Rapport-bilan synthétique d'activités
Résumé exécutif
Créée le 12 septembre 2018 à l'initiative de jeunes du village de Ndouloumadji Dembé (commune de Nabadji Civol, région de Matam), l'OCB NdouloumVert s'est donné pour mission de lutter contre la désertification et de créer des emplois verts durables pour les jeunes et les femmes de la moyenne vallée du fleuve Sénégal. En huit années d'activité continue, l'organisation a planté plus de 8 000 arbres, mis en place une pépinière communautaire fonctionnelle dès 2020, innové avec des pratiques sociales d'enracinement des plantations (« un bébé, un arbre », « un mariage, un arbre »), mobilisé des financements nationaux et internationaux — dont 9 millions de FCFA du Legal Empowerment Fund en 2025 — et construit un réseau de partenaires techniques et financiers diversifiés.

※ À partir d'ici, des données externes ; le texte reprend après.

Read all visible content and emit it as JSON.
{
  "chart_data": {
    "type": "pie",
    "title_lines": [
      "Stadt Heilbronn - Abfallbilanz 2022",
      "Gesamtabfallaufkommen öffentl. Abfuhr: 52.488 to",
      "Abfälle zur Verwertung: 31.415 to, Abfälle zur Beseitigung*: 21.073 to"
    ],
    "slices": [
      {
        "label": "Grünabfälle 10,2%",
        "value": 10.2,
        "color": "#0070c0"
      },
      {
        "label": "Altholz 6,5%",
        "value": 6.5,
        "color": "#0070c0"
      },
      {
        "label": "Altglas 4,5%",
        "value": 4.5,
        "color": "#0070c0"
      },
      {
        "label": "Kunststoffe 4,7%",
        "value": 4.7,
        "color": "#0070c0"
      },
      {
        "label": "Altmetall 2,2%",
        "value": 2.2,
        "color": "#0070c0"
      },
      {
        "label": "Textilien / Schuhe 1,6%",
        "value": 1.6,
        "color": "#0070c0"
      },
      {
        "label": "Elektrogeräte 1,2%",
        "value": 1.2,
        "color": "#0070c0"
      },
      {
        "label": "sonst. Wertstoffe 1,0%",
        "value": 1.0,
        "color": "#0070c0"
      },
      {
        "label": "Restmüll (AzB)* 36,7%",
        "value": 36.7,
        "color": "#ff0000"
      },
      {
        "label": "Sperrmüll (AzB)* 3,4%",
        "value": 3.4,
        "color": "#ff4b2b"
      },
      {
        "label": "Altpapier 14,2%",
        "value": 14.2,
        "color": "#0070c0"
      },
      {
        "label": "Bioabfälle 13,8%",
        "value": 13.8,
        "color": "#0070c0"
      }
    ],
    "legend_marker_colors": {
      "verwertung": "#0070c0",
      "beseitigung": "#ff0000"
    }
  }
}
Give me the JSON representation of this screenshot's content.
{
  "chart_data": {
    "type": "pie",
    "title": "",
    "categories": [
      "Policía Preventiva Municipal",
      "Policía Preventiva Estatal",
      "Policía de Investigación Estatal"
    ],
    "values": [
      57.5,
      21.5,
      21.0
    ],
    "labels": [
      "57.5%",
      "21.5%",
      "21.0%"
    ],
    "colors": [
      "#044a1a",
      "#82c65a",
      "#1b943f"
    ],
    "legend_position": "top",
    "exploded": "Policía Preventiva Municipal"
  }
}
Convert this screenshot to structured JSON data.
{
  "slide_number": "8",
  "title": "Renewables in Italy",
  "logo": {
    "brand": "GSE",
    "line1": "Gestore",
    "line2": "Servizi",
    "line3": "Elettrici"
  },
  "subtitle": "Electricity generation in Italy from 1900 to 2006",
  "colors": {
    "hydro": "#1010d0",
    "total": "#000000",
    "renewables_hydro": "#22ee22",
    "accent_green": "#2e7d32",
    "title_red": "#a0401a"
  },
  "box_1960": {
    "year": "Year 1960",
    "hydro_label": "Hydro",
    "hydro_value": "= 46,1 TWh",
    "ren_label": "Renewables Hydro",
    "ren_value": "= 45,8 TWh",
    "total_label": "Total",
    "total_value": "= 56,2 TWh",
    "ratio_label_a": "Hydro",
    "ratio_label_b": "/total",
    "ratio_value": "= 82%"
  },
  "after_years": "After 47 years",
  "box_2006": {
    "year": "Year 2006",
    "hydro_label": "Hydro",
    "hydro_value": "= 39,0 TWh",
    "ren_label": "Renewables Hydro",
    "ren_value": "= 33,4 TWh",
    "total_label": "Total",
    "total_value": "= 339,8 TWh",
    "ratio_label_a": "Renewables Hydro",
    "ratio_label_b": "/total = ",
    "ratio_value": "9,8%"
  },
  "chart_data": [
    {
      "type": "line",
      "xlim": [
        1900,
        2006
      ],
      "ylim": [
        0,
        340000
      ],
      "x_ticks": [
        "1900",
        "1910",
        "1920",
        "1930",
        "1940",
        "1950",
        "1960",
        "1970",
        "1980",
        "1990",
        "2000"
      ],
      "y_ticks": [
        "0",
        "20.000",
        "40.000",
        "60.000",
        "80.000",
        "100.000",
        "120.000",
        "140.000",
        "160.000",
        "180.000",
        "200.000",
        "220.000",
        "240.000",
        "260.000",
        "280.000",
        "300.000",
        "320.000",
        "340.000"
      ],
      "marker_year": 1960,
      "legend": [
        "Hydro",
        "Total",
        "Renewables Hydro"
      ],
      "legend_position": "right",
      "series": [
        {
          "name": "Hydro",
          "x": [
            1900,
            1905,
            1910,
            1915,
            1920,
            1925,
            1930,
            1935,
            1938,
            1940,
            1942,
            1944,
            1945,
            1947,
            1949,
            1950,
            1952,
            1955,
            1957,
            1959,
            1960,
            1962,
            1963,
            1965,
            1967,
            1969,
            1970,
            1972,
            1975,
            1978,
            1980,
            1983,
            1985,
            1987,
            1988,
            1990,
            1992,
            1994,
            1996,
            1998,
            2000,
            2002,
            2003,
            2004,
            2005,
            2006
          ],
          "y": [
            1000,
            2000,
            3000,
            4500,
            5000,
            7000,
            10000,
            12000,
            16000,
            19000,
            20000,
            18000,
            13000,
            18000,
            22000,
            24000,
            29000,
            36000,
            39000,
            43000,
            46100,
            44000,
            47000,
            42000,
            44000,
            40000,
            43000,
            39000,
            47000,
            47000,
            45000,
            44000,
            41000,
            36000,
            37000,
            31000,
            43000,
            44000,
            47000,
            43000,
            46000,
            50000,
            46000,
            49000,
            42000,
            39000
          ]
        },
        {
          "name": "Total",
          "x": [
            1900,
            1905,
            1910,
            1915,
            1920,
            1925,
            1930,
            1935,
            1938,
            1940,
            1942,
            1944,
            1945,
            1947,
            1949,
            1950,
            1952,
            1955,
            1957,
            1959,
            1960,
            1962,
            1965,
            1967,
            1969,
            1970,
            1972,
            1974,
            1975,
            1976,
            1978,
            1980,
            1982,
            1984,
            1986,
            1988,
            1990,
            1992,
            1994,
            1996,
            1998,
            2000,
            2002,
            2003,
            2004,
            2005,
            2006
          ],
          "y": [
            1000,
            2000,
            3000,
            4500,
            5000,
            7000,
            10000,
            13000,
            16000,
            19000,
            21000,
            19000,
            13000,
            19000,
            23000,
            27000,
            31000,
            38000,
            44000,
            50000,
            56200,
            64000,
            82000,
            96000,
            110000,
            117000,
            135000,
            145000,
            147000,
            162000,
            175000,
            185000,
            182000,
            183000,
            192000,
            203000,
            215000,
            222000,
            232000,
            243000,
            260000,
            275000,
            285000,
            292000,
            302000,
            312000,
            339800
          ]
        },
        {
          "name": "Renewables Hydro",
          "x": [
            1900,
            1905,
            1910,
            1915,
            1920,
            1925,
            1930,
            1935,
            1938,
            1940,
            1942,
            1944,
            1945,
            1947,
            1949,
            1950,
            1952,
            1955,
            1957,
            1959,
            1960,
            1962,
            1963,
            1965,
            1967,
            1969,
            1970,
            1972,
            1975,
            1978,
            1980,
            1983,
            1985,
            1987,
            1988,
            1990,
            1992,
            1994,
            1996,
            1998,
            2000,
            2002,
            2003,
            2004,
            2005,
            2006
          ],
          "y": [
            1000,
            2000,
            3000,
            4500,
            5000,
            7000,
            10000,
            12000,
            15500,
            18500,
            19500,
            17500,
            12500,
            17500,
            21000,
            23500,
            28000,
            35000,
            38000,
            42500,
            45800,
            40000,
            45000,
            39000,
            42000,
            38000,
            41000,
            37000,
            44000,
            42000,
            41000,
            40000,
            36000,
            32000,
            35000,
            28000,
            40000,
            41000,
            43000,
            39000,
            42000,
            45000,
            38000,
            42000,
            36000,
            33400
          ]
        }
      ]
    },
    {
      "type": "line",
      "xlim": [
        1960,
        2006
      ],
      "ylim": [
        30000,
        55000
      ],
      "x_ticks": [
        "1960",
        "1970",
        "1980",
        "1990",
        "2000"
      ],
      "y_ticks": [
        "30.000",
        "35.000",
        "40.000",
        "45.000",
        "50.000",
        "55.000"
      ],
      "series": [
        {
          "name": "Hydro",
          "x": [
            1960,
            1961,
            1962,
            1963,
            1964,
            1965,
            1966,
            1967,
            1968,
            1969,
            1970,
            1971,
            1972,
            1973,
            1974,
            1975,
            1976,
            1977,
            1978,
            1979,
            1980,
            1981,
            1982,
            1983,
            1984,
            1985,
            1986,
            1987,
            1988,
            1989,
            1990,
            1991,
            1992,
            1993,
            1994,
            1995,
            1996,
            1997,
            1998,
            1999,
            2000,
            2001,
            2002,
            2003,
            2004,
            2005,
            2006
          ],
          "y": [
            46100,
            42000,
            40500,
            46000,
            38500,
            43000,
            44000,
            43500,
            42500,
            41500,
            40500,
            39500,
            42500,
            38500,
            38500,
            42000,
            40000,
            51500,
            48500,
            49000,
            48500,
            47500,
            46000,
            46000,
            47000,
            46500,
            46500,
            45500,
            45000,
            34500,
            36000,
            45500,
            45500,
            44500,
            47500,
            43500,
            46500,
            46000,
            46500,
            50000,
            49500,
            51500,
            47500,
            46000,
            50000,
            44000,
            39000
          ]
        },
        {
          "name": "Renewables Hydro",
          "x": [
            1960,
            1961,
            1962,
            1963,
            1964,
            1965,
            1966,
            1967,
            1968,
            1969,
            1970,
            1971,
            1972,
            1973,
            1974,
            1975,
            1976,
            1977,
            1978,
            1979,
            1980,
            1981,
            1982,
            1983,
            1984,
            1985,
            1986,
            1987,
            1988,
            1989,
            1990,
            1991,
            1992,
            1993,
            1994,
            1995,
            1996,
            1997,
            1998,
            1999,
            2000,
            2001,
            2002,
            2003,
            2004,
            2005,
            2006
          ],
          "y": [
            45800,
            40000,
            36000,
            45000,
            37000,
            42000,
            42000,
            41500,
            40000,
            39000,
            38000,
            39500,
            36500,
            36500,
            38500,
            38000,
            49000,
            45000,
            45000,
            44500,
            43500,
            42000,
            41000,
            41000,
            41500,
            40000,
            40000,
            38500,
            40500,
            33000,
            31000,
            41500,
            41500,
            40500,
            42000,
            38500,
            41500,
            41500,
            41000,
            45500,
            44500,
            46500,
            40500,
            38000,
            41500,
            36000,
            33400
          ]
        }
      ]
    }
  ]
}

1. Méthodologie de mise en œuvre
Les activités sont planifiées annuellement selon le calendrier cultural (hivernage, saison sèche) et font l'objet de bilans participatifs semestriels. L'organisation s'appuie sur des outils de suivi simples : fiches de plantation par secteur, registre des naissances et mariages pour les arbres rituels. Depuis 2021, chaque plant est géolocalisé via la plateforme ODK (Open Data Kit), avec ses métadonnées (espèce, date, propriétaire, état de santé). Cinq agents verts bénévoles assurent un suivi quotidien, renforcés depuis 2021 par des agents verts rémunérés via l'ASERGMV.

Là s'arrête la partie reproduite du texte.